When two or more processes open a file for reading, does the system file table create separate entries for each process or a single entry?
If a single entry is created for multiple processes opening the same file, will their file offsets also be the same?
If process 1
opens file1.txt
for reading and process 2
opens the same file file1.txt
for writing, will the system file table create one or two entries?
There are three "system file tables": There is a file descriptor table that maps file descriptors (small integers) to entries in the open file table. Each entry in the open file table contains (among other things) a file offset and a pointer to the in-memory inode table. Here's a picture:
So there is neither just one file table entry for an open file nor is there just one per process ... there is one per open()
call, and it is shared if the file descriptor is dup()
ed or fork()
ed.
Answering your questions:
1) When two or more processes open a file for reading, there's an entry in the open file table per open.

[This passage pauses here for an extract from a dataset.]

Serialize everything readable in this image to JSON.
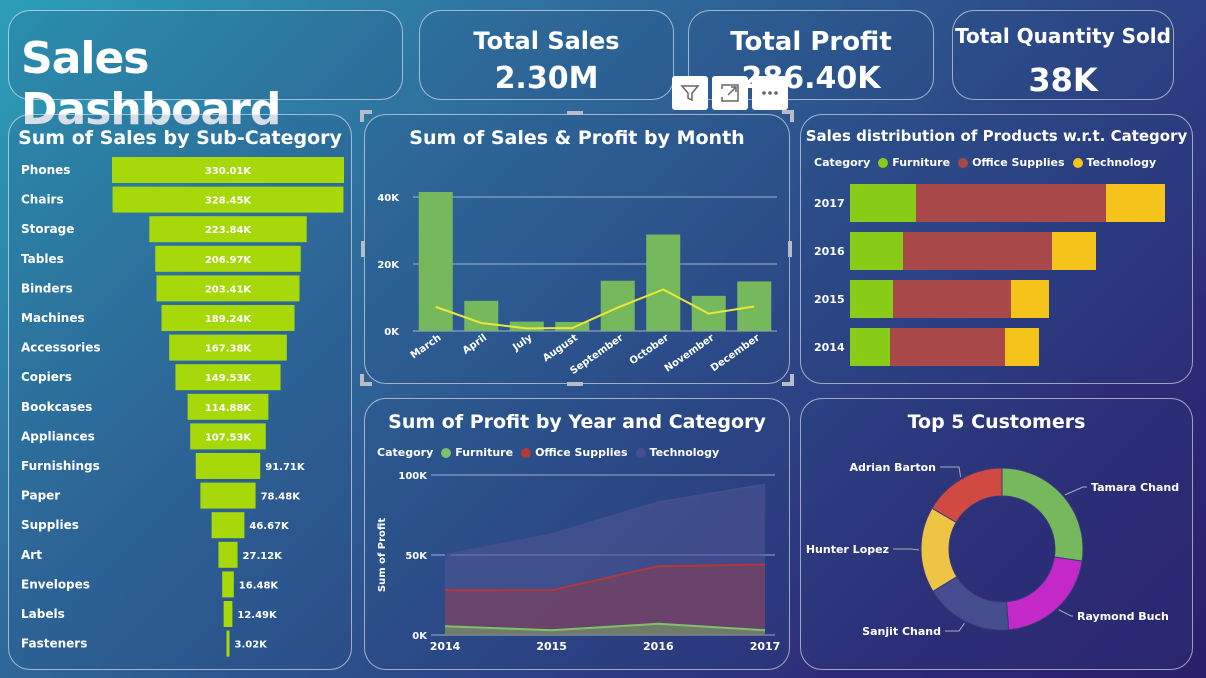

There is even an entry per open if one process opens the file multiple times.
2) A single entry is not created in the open file table for different processes opening same file (but there is just one entry in the in-memory inode table).
3) If file1.txt is opened twice, in the same or two different processes, there are two different open file table entries (but just one entry in the in-memory inode table).
The same file may be opened simultaneously by several processes, and even by the same process (resulting in several file descriptors for the same file) depending on the file organization and filesystem. Operations on the descriptors like moving the file pointer, or closing it are independent (they do not affect other descriptors for the same file). Operations of the file (like a write) can be seen by operations on the other descriptors (a posterior read can read the written data).